The Tyson cuts will be in Arkansas and Missouri and will involve 76 jobs. According to the company’s statement, the reduction is being made because “the sale of feeder and weaned pigs has slowed because of unfavorable economic conditions such as high grain costs, lack of available capital and a reduction in pork demand.“ The market conditions in the feeder and weaned pig markets are borne out by Figures 1 and 2. Record-high corn prices were the primary driver of the decline in feeder and weaned pig prices last summer while higher corn prices and disappointing hog prices have pushed feeder/ weaner values lower this summer.

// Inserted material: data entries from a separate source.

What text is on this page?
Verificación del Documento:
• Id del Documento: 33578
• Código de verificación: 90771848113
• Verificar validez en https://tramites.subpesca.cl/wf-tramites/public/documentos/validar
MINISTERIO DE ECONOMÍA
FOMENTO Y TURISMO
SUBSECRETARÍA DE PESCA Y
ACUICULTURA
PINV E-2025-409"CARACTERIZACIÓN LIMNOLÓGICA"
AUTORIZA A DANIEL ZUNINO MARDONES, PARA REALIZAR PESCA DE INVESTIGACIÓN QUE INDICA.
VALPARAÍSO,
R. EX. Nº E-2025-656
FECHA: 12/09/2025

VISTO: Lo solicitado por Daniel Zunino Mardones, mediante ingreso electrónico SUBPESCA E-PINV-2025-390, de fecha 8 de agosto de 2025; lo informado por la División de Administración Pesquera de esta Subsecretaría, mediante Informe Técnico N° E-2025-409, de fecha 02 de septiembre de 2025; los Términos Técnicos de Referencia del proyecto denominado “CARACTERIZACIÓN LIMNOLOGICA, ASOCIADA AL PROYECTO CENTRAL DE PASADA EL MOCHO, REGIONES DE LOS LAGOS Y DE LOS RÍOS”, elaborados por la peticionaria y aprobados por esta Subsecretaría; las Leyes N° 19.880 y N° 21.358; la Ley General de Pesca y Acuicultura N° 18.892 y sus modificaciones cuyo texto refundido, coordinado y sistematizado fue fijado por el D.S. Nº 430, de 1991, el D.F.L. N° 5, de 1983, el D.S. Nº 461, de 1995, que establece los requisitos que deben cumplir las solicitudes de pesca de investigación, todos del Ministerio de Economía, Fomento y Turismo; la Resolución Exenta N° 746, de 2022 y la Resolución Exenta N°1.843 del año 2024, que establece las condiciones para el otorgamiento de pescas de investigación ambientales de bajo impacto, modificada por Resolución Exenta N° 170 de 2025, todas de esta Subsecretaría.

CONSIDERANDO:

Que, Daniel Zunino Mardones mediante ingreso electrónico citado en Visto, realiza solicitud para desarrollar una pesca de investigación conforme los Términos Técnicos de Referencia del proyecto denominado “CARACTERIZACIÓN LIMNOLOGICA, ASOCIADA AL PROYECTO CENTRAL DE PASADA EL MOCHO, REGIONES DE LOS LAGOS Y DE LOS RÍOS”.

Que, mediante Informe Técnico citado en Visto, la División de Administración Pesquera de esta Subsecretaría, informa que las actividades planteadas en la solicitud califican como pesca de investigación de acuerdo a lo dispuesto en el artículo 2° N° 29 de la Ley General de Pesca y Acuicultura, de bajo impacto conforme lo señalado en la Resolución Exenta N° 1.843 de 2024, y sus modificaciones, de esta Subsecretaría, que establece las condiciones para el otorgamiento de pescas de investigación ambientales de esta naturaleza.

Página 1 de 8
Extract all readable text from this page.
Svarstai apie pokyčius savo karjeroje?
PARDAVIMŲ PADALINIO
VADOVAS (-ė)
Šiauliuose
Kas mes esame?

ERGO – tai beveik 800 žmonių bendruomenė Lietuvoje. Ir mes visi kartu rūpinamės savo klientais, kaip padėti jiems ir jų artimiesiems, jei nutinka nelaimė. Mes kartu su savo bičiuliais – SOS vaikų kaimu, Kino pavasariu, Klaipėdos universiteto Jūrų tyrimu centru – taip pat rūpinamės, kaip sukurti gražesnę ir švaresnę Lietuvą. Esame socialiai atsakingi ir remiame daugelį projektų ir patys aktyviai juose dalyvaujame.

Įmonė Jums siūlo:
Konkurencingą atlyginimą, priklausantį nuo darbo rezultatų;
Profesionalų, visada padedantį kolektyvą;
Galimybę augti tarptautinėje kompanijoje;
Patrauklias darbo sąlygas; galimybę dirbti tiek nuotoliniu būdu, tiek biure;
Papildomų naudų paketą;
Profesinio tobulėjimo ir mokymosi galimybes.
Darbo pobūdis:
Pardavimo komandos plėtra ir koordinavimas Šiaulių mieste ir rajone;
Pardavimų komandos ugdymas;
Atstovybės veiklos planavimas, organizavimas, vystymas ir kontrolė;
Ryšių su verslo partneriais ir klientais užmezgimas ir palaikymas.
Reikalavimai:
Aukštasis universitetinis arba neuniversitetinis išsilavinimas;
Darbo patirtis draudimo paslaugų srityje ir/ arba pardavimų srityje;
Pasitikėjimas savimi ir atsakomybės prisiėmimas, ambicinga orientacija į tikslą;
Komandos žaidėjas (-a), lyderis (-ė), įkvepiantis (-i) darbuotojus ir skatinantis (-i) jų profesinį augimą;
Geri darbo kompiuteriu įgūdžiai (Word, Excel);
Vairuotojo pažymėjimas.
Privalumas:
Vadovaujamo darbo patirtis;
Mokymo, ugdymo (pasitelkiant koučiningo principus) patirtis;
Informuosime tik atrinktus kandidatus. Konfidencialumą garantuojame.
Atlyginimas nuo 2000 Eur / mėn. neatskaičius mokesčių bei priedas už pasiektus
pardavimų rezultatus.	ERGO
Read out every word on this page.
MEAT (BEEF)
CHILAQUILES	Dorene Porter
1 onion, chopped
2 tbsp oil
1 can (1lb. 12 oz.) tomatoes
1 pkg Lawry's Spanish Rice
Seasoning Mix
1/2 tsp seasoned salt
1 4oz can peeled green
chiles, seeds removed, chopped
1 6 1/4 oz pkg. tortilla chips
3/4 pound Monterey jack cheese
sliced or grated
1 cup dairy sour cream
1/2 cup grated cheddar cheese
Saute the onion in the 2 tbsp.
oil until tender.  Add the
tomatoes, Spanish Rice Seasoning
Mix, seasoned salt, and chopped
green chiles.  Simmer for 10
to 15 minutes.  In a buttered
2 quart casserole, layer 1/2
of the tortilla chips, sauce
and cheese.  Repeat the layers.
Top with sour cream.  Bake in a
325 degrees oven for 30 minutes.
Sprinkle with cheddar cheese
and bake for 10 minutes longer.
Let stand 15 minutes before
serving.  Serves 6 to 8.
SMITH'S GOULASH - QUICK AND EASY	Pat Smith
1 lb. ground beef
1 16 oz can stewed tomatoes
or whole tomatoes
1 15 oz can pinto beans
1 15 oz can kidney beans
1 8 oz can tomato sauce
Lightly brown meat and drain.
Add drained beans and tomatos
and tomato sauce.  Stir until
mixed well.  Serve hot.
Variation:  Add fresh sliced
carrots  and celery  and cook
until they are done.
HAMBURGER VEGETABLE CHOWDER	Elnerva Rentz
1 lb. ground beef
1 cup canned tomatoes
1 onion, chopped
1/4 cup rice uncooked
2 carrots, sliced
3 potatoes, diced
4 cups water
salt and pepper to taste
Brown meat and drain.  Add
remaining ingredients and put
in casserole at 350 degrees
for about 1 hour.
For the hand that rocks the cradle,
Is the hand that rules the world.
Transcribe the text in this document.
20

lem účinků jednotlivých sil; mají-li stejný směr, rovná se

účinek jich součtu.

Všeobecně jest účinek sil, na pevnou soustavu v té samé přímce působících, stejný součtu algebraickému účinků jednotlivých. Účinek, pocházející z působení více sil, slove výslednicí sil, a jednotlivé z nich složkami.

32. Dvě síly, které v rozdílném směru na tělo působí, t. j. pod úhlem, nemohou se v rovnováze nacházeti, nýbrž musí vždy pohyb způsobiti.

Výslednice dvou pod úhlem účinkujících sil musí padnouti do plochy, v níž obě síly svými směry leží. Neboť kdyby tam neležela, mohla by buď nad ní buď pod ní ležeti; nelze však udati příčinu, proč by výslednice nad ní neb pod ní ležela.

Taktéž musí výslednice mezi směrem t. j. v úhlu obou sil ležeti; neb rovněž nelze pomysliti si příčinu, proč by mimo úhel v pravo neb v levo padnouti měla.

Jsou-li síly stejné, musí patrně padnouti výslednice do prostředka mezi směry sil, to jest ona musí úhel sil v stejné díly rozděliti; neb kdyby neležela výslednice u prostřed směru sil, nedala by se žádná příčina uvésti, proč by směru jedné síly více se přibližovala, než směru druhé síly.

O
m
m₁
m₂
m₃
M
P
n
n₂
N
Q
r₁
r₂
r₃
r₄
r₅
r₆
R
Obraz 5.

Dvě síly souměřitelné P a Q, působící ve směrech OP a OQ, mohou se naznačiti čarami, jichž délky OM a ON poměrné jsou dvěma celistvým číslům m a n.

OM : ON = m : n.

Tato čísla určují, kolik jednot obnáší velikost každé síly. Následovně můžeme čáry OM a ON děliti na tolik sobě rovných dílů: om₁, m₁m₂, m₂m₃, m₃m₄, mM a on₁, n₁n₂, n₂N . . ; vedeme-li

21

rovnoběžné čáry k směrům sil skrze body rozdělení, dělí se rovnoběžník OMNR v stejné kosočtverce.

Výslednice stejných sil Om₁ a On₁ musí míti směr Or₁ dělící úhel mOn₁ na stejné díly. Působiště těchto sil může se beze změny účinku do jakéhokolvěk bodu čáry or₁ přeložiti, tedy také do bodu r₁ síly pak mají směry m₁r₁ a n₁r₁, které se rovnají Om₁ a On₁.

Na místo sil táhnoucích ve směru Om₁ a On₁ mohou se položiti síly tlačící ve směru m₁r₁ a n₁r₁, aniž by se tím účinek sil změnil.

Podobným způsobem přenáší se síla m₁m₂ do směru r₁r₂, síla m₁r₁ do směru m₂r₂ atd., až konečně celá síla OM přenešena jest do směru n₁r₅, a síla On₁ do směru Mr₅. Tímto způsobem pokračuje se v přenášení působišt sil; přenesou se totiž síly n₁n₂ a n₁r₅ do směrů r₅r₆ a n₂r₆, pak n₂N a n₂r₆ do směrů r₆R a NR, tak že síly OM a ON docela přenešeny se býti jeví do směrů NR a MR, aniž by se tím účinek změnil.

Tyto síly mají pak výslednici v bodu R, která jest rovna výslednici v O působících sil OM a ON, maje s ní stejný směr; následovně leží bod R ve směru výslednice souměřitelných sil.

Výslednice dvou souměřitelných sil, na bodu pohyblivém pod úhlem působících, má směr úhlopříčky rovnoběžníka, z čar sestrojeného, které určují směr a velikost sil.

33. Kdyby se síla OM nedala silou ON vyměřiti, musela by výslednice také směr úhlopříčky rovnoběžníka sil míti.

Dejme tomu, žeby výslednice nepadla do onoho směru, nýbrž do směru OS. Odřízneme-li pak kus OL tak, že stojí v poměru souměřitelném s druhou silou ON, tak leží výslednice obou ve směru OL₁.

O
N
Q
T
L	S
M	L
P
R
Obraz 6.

Sellers of weaned pigs (10-12 pound pigs that are about 21 days old) are probably the most vulnerable businesses in the pork industry at present. They generally do not have nurseries or grow-finish barns to handle these pigs and each week’s output MUST be moved as more sows are coming to take the place of the sows and litters in farrowing houses. Sellers of feeder pigs (40-50 pound pigs, 7-9 weeks of age) are in a bit better shape since those pigs can go into outdoor feeding if absolutely necessary. Regardless, both of these types of operations are the definition of price takers if they sell cash/spot pigs. Even those with sales contracts are finding these times very difficult since the buyers of those pigs are facing large losses if they have to pay normal contract prices of $30-plus for weaned pigs or about $50 for weaned pigs.

USDA’s monthly retail price data, released today, indicates lower beef prices, steady pork and chicken prices and record-high turkey prices. Historical data for all four appear in the chart at left. The all-fresh beef price (which includes Choice, Select and store-grade product) was $3.882/lb, 1 per cent lower than in May and 1 per cent lower than last June. The retail pork price, $2.954/lb., was equal to last month and 0.7 per cent higher than last year. The composite broiler price of $1.825/lb. was 1.7 per cent lower than last month but 3.5 per cent higher than last year. Finally, the record-high turkey price of $1.41/lb. was 3.2 per cent higher than last month and 13 per cent higher than last year. We believe these prices are reasonable representations of the retail markets but they almost certainly over-state those values since they do not weight lower prices such as features with the higher volumes that should move at those lower prices.